Industrial furnaces are enclosed structures that contain high heat
chambers. Compared to industrial ovens, they provide much higher
temperatures and therefore are mostly used on materials with high
melting points. They are found in glass fabrication, steel service
centers, foundries, forgeries, metal recycling plants and any metallurgy
application involving the use of heat to alter, improve, fabricate or
form metals like steel, titanium and aluminum, alloys, glass, composite
materials and some plastics.
Furnaces meant for small runs are usually of single chamber design and are manually loaded and unloaded with various tools to lift crucibles full of molten metal or heat treated products. Larger volume furnaces have automated conveyor systems that allow many parts or products to be treated at a time. Their controlled atmospheres can be oxidizing, inert, salt bath or vacuum. Their most common use is for heat treating glass and metal, which alters or improves the material's properties by exposing it to high temperatures, then rapid cooling. Furnaces are also capable of aging, annealing, sterilizing and sintering materials, as well as melting raw substances for molding or casting purposes. Furnace specifications include temperature requirements, pressure, internal width, length and height, as well as heat source.

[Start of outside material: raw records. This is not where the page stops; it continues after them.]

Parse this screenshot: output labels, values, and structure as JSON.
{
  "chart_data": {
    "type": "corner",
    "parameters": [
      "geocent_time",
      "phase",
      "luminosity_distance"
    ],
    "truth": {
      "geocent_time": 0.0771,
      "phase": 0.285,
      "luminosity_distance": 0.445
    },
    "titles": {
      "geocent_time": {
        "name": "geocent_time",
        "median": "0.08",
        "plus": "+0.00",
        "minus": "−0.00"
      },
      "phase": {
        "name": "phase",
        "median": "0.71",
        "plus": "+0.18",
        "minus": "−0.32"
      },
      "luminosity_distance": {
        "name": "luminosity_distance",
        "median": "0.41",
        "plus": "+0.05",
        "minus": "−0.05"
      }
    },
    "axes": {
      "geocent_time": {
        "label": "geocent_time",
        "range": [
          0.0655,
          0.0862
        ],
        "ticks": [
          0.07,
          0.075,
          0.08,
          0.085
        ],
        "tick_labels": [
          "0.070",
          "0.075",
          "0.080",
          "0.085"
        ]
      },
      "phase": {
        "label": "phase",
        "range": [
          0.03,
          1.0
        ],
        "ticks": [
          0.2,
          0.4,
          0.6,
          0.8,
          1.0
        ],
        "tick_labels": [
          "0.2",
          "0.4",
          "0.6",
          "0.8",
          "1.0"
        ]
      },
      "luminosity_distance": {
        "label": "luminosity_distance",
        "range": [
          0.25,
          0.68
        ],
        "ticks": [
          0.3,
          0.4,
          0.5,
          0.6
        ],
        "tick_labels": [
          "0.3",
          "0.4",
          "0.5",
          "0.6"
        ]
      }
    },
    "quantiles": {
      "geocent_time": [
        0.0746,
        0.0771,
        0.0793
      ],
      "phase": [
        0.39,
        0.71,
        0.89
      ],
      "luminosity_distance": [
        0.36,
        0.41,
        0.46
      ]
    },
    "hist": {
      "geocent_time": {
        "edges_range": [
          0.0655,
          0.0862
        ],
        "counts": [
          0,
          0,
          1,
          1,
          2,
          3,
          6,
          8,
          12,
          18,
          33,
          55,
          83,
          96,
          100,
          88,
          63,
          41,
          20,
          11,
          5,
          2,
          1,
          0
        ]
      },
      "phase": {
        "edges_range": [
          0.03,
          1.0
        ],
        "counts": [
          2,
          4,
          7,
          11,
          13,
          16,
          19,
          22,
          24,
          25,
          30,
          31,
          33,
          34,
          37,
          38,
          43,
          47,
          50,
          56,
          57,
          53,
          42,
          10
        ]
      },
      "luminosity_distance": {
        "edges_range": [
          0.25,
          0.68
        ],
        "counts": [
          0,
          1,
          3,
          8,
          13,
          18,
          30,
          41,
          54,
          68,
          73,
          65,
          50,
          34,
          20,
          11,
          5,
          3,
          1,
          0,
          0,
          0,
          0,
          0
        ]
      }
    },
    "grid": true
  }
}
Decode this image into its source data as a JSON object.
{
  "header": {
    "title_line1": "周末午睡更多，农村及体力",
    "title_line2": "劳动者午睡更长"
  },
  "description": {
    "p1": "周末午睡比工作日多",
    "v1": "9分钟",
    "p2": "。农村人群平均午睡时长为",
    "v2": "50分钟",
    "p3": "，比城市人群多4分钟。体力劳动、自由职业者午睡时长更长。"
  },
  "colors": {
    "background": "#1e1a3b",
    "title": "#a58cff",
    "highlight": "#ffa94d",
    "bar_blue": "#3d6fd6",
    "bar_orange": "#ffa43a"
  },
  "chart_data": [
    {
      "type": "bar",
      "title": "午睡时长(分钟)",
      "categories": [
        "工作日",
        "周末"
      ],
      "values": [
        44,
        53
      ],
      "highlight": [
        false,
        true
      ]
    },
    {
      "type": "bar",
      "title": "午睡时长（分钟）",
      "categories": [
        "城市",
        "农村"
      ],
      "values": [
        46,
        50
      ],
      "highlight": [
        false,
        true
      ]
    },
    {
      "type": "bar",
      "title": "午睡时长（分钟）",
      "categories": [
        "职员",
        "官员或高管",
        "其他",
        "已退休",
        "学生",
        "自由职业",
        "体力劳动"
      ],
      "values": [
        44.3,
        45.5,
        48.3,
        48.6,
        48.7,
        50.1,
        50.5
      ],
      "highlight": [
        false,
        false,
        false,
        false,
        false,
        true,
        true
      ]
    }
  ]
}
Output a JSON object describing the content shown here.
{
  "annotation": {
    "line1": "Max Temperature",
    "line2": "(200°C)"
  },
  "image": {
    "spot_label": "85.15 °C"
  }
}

There are many different furnace heat sources available today. They include radiant, natural gas, induction, conduction, electrical and dielectric. Each method has specialized benefits, limitations and applications. Radiant heat furnaces are similar to wood stoves and portable heaters. They use a flame to heat an object, commonly a ceramic plate. This object gives off heat that transfers throughout the area. Natural gas furnaces are very common. Compared to electric furnaces, they are an economical method of creating a high heat environment. They burn natural gas or propane in order to generate heat, and are used for their high temperature abilities. Induction furnaces use a combination of electrical resistance and hysteresis losses to heat metal parts. They are exposed to a magnetic field around a coil-carrying alternating current. Induction furnaces are the first choice in metal melting applications and are often used by iron foundries. Electric furnaces are also popular for melting metal. The most common type is an electrical arc furnace, which uses high amounts of electrical current, which travels through a metal arc and is conducted onto large amounts of scrap metal. The current heats the scrap metal to a high enough degree to melt it completely. These furnaces are mostly used for recycling metal parts to be formed into new products.